One of the challenges Siegal McIntyre faces in her work is accessing previously unreleased public information and datasets from government agencies. To do this, she uses the Freedom of Information Act (FOIA), which requires the full or partial disclosure of previously unreleased documents from any government agency upon public request.
With help from a First Amendment lawyer, Siegal McIntyre has filed two FOIA lawsuits within the past two years. So far, she’s received hundreds of pages of information that she needs to write her book and is looking forward to receiving more.
Siegal McIntyre often asks sources the same question multiple times in different ways to check if their answers are consistent. By combining first-hand accounts with unreleased government documents, she aims to paint a vivid picture of how the Border Patrol’s culture has changed over time.

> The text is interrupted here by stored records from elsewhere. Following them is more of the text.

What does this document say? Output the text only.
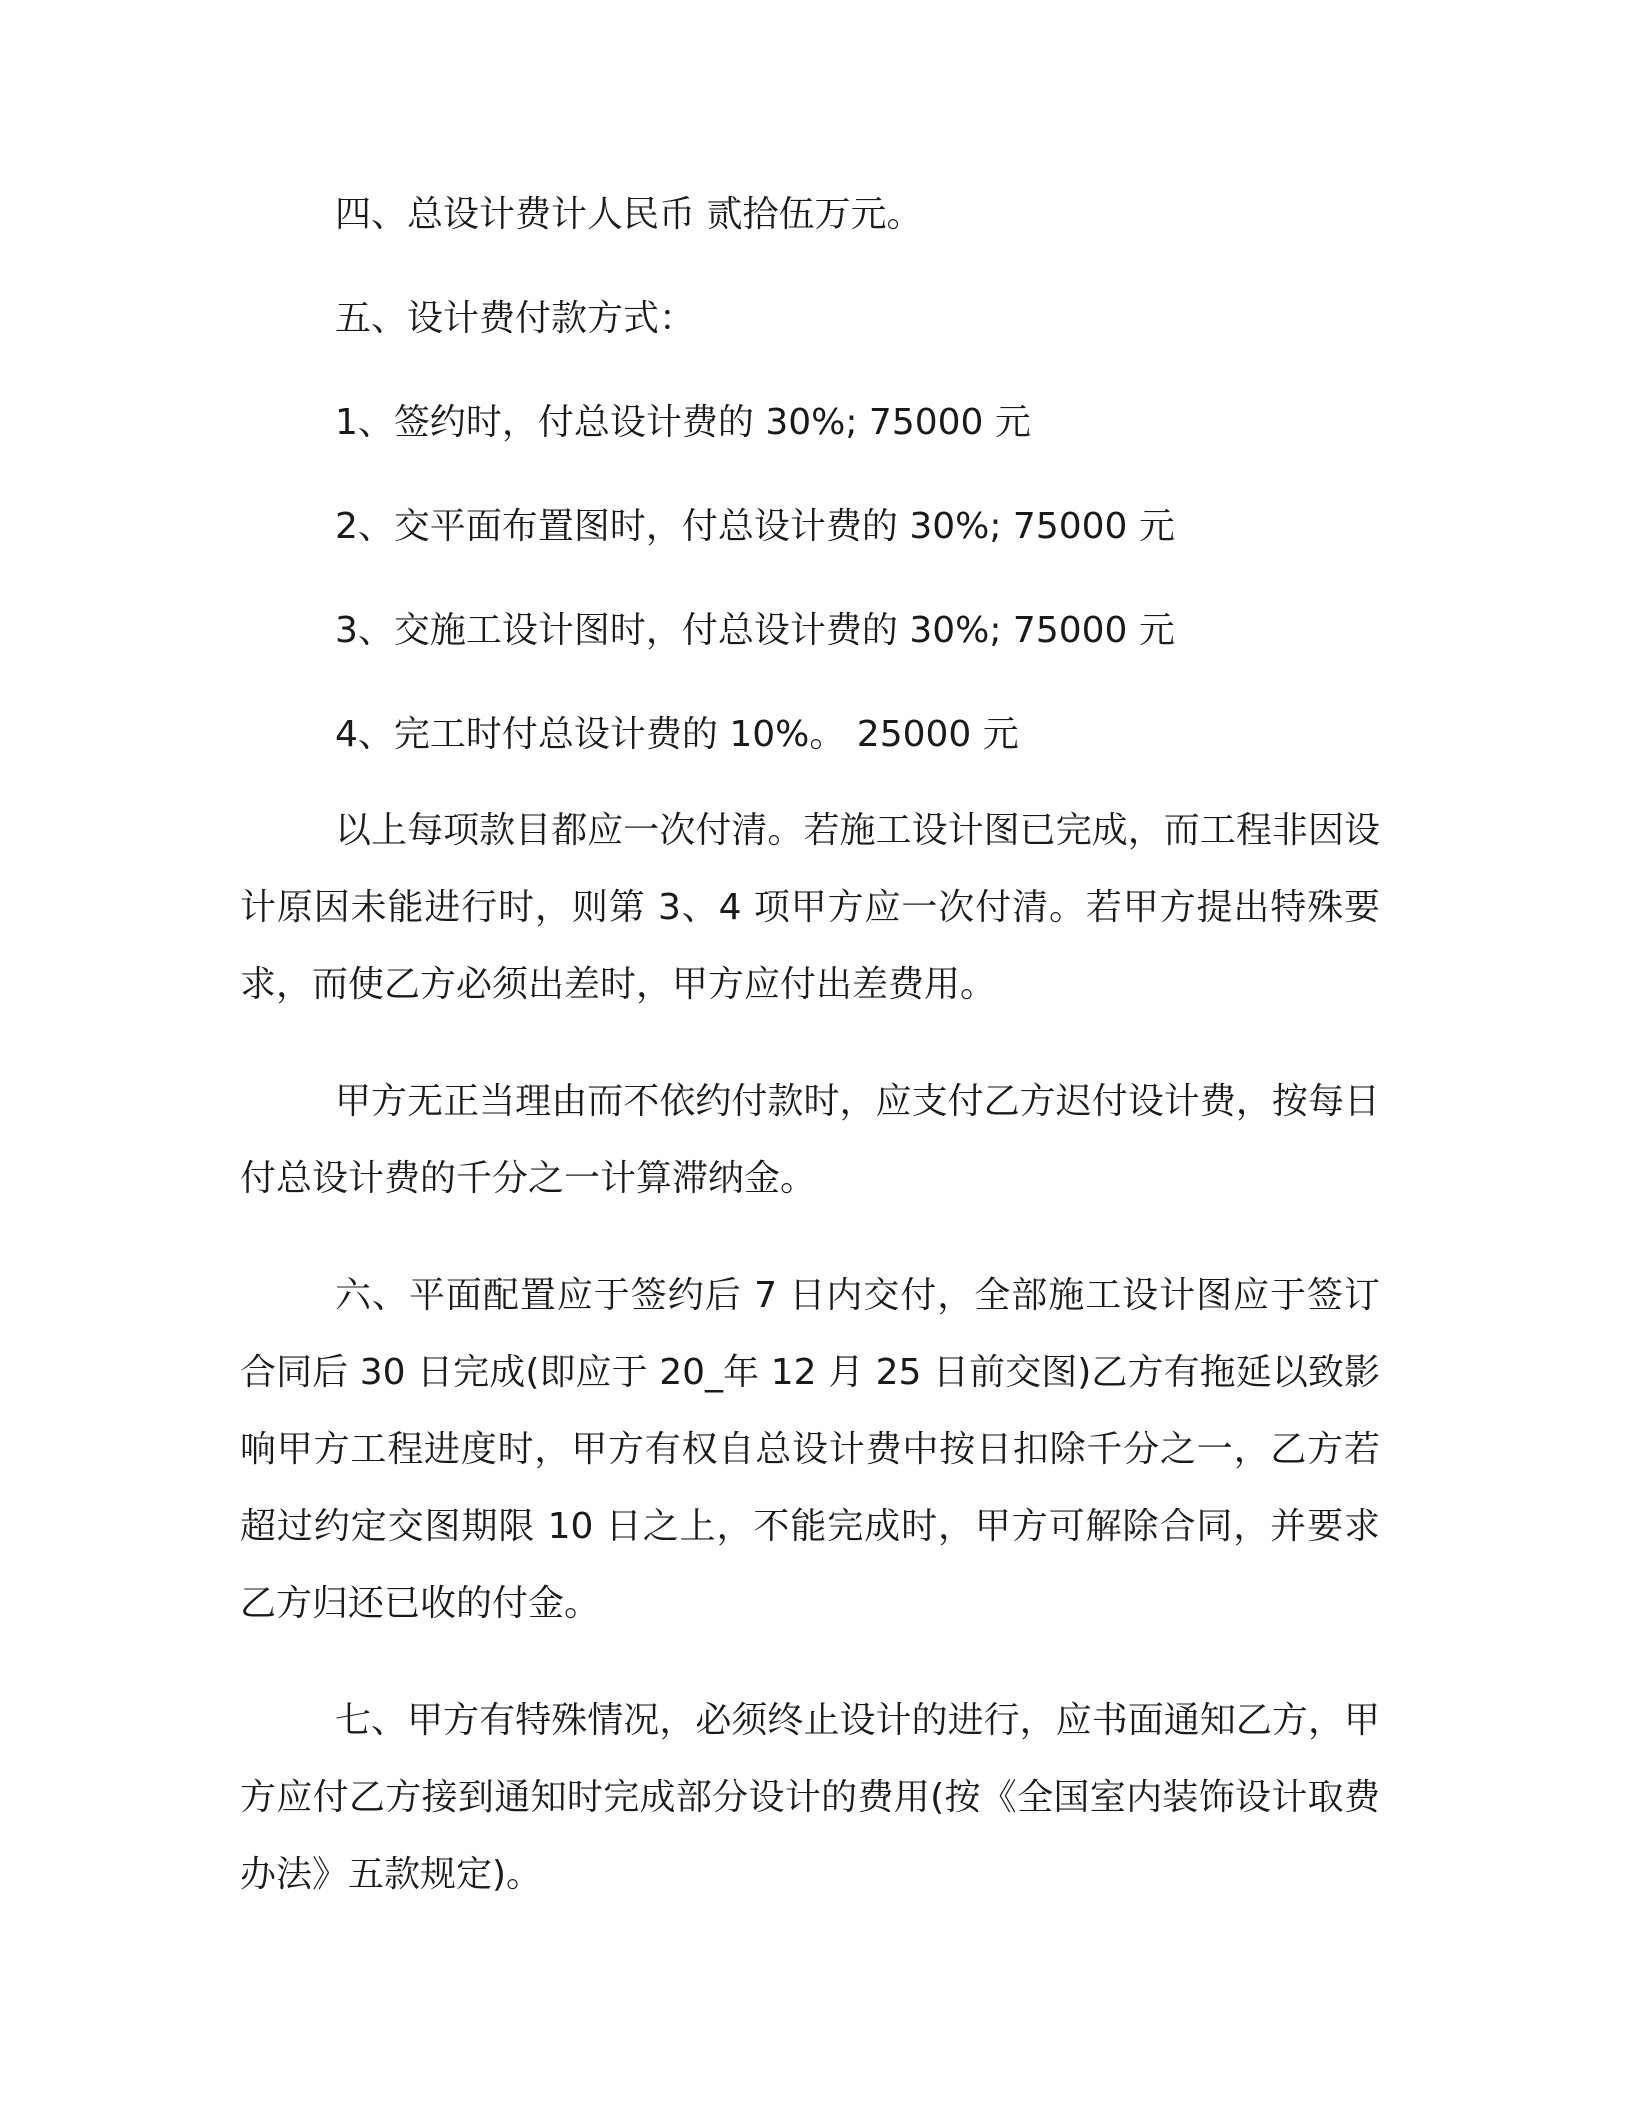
四、总设计费计人民币 贰拾伍万元。

五、设计费付款方式：

1、签约时，付总设计费的 30%; 75000 元

2、交平面布置图时，付总设计费的 30%; 75000 元

3、交施工设计图时，付总设计费的 30%; 75000 元

4、完工时付总设计费的 10%。 25000 元

以上每项款目都应一次付清。若施工设计图已完成，而工程非因设计原因未能进行时，则第 3、4 项甲方应一次付清。若甲方提出特殊要求，而使乙方必须出差时，甲方应付出差费用。

甲方无正当理由而不依约付款时，应支付乙方迟付设计费，按每日付总设计费的千分之一计算滞纳金。

六、平面配置应于签约后 7 日内交付，全部施工设计图应于签订合同后 30 日完成(即应于 20_年 12 月 25 日前交图)乙方有拖延以致影响甲方工程进度时，甲方有权自总设计费中按日扣除千分之一，乙方若超过约定交图期限 10 日之上，不能完成时，甲方可解除合同，并要求乙方归还已收的付金。

七、甲方有特殊情况，必须终止设计的进行，应书面通知乙方，甲方应付乙方接到通知时完成部分设计的费用(按《全国室内装饰设计取费办法》五款规定)。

Hunting for clues is invigorating for Siegal McIntyre, and she strives to recreate that feeling in the classroom. Students in her upper-level journalism classes investigate real issues, form journalistic hypotheses, and strategize ways to prove or disprove an investigative thesis.
In Fall 2020, one of her classes led an investigation into whether the state of North Carolina was accurately reporting deaths from COVID-19 within its jails and prisons. Students researched state prison history and filed public records requests for autopsy reports. It turned out that the state was not accurately reporting the numbers. This work was highlighted in North Carolina Health News, INDY Week, VICE, and other outlets.
“Once you take the first steps, reporting can feel exciting instead of tedious, and things tend to snowball,” Siegal McIntyre says. “I want my students to be passionate about public service. Being able to have early wins in terms of collecting information and connecting dots is the best kind of motivation. It’s amazing to see what even a small group of dedicated students can accomplish.”